Social holons do not have a dominant monad… so it must still be a hidden grammar/process of a holon we don’t yet know the name (partness) of… correct me if I’m wrong here!!

/Tim :uk:

In most countries, the federal government or individual states/provinces writes the curriculum. In some cases more freedom is provided to the school to further tailor the specifics.

Physical development and simple models of social/emotional development are in almost all curriculums worldwide, often under health or sex ed. However, the actual time spent on these and the importance they are given is often minimal.

If we can prove it is an essential skill for the workforce and show that the marking of it can be done easily, we stand a chance of making a case for it to find it’s way into schools. However, having worked in curriculum development that would be a 5 year process minimum.

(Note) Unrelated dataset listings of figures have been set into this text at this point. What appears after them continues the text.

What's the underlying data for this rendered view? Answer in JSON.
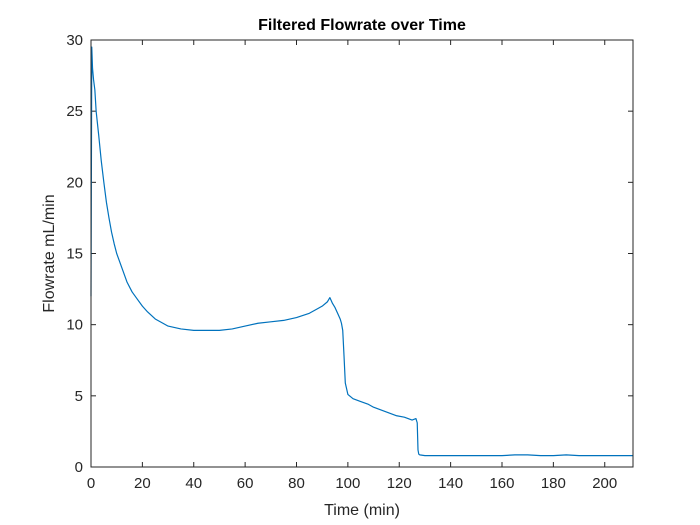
{
  "chart_data": {
    "type": "line",
    "title": "Filtered Flowrate over Time",
    "xlabel": "Time (min)",
    "ylabel": "Flowrate mL/min",
    "xlim": [
      0,
      211
    ],
    "ylim": [
      0,
      30
    ],
    "xticks": [
      0,
      20,
      40,
      60,
      80,
      100,
      120,
      140,
      160,
      180,
      200
    ],
    "yticks": [
      0,
      5,
      10,
      15,
      20,
      25,
      30
    ],
    "xtick_labels": [
      "0",
      "20",
      "40",
      "60",
      "80",
      "100",
      "120",
      "140",
      "160",
      "180",
      "200"
    ],
    "ytick_labels": [
      "0",
      "5",
      "10",
      "15",
      "20",
      "25",
      "30"
    ],
    "grid": false,
    "box": true,
    "line_color": "#0072BD",
    "axis_color": "#262626",
    "series": [
      {
        "x": [
          0,
          0.3,
          0.6,
          1,
          1.5,
          2,
          3,
          4,
          5,
          6,
          7,
          8,
          9,
          10,
          12,
          14,
          16,
          18,
          20,
          22,
          25,
          28,
          30,
          35,
          40,
          45,
          50,
          55,
          60,
          65,
          70,
          75,
          80,
          85,
          88,
          90,
          92,
          93,
          94,
          95,
          96,
          97,
          97.5,
          98,
          98.5,
          99,
          100,
          102,
          105,
          108,
          110,
          113,
          116,
          119,
          122,
          125,
          126.5,
          127,
          127.3,
          127.6,
          128,
          130,
          135,
          140,
          145,
          150,
          155,
          160,
          165,
          170,
          175,
          180,
          185,
          190,
          195,
          200,
          205,
          211
        ],
        "y": [
          12,
          29.5,
          28,
          27.2,
          26.5,
          25,
          23.3,
          21.5,
          20,
          18.6,
          17.5,
          16.5,
          15.7,
          15,
          14,
          13,
          12.3,
          11.8,
          11.3,
          10.9,
          10.4,
          10.1,
          9.9,
          9.7,
          9.6,
          9.6,
          9.6,
          9.7,
          9.9,
          10.1,
          10.2,
          10.3,
          10.5,
          10.8,
          11.1,
          11.3,
          11.6,
          11.9,
          11.5,
          11.2,
          10.8,
          10.4,
          10.1,
          9.6,
          7.8,
          5.9,
          5.1,
          4.8,
          4.6,
          4.4,
          4.2,
          4.0,
          3.8,
          3.6,
          3.5,
          3.3,
          3.4,
          3.1,
          1.2,
          0.9,
          0.85,
          0.8,
          0.8,
          0.8,
          0.8,
          0.8,
          0.8,
          0.8,
          0.85,
          0.85,
          0.8,
          0.8,
          0.85,
          0.8,
          0.8,
          0.8,
          0.8,
          0.8
        ]
      }
    ]
  }
}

More likely “bespoke” education, after school clubs, summer camps etc. are more likely the place to introduce these ideas with more ease. I also think youtube tutorials about it, and connecting it to something relevant to kid’s lives (ie. Marvel movies, Harry Potter etc) would help make it accessible. If some youth-centric youtubers made a case for its relevance I think you’d see more response than making it a mandatory task at school. Just because we think something is cool for kids to learn doesn’t mean they dig it at school. :slight_smile:

Tim, I am glad you bring this up.
I believe developmental models should be introduced in school, but my prediction is that if/when it is, it won’t be approached like science, math, english etc.

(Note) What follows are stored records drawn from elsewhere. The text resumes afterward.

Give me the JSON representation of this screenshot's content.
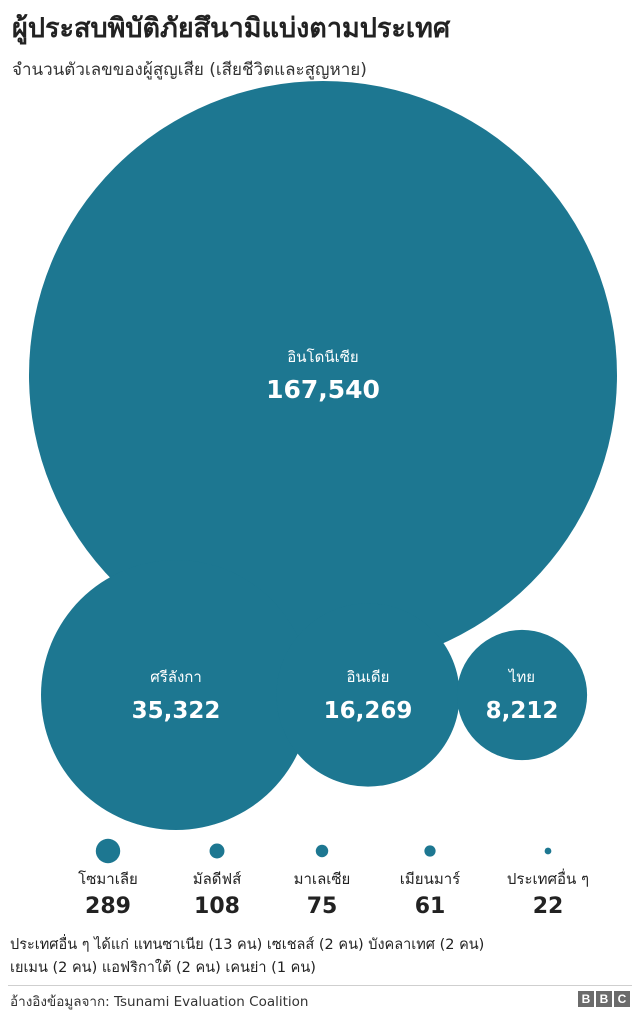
{
  "title": "ผู้ประสบพิบัติภัยสึนามิแบ่งตามประเทศ",
  "subtitle": "จำนวนตัวเลขของผู้สูญเสีย (เสียชีวิตและสูญหาย)",
  "colors": {
    "bubble": "#1d7791",
    "text_on_bubble": "#ffffff",
    "value_text": "#222222"
  },
  "chart_data": {
    "type": "bubble",
    "title": "ผู้ประสบพิบัติภัยสึนามิแบ่งตามประเทศ",
    "subtitle": "จำนวนตัวเลขของผู้สูญเสีย (เสียชีวิตและสูญหาย)",
    "series": [
      {
        "label": "อินโดนีเซีย",
        "value": 167540,
        "display": "167,540"
      },
      {
        "label": "ศรีลังกา",
        "value": 35322,
        "display": "35,322"
      },
      {
        "label": "อินเดีย",
        "value": 16269,
        "display": "16,269"
      },
      {
        "label": "ไทย",
        "value": 8212,
        "display": "8,212"
      },
      {
        "label": "โซมาเลีย",
        "value": 289,
        "display": "289"
      },
      {
        "label": "มัลดีฟส์",
        "value": 108,
        "display": "108"
      },
      {
        "label": "มาเลเซีย",
        "value": 75,
        "display": "75"
      },
      {
        "label": "เมียนมาร์",
        "value": 61,
        "display": "61"
      },
      {
        "label": "ประเทศอื่น ๆ",
        "value": 22,
        "display": "22"
      }
    ]
  },
  "note_lines": [
    "ประเทศอื่น ๆ ได้แก่ แทนซาเนีย (13 คน) เซเชลส์ (2 คน) บังคลาเทศ (2 คน)",
    "เยเมน (2 คน) แอฟริกาใต้ (2 คน) เคนย่า (1 คน)"
  ],
  "source": "อ้างอิงข้อมูลจาก: Tsunami Evaluation Coalition",
  "logo_letters": [
    "B",
    "B",
    "C"
  ]
}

At blue & orange we school arranged and sorted into subjects.
Theorteically there are “Science skills”, “History skills”, “Math skills” etc.

By green, these subjects get deconstructed.
We see that skills transcend any one particular subjects.
For example your reading skills (ie. comprehending, making connections, being able to articulate key ideas) are relevant not only in english class, rather they are used in every subject whenever reading is used.

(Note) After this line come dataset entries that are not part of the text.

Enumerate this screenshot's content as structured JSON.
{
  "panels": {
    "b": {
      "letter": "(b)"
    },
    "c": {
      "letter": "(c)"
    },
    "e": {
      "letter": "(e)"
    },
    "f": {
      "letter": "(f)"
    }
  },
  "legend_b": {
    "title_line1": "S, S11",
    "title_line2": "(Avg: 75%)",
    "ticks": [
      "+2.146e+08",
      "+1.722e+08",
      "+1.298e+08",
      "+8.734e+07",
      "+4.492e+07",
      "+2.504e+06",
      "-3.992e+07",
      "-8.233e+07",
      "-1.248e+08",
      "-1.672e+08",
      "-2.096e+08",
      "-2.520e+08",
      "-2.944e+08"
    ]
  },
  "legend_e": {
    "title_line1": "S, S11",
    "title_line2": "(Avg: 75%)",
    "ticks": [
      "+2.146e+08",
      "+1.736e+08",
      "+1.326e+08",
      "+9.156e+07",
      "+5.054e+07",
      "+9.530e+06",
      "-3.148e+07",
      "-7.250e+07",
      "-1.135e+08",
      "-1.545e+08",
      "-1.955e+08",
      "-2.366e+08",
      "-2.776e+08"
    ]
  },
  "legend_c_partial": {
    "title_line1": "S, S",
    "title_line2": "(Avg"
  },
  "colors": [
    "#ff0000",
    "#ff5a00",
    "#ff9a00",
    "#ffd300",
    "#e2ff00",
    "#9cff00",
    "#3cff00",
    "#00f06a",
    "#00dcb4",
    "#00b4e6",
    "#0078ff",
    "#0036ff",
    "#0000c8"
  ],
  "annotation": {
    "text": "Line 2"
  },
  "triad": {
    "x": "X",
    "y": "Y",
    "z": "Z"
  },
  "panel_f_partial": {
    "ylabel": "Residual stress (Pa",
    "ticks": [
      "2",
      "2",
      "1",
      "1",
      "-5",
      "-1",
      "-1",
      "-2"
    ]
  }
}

Our incomplete belief that there are subject specific skills falls apart pretty quickly under scrunity. ie: should spelling be counted in a history essay? The essay (writing) and the spelling are both under english skills in the curriculum and therefor don’t belong to the category of history-competences that should be assessed.

More progressive schools and the IB system have moved away from content areas or subjects and more toward types of skills that transcend anyone subject and can be applied to multiple domains. Right now, I believe the best and most common version of this is the IB system.


Rather than Science, Math, English, History, Gym skills etc. They focus on thinking, social, communication, self-management and research. Under these 5 categories you can access any discipline.

In my opinion, this is the way that I think development will be taught in school. Not so much as a subject itself, but rather as a key concept that is used to look at other topics. You can see in the first column in the IB image key concepts. You could use a developmental model like spiral dynamics to inform the ideas of causation, change, perspective, responsibility, reflection etc. when looking at a given topic of interest.

Thoughts? I know I can get a tad too teachery in my language (I’ve been a passionate primary school teacher for a decade) but I wonder if this gives you some new connections?

It is a pretty interesting idea. It seems that it makes more sense to have subjects like Thinking, Social, Communication, Self-Management, and Research at a Secondary level rather than Primary? Or are they not actual courses, but the skills taught in the courses?
How is this model offering something different than what is currently being applied?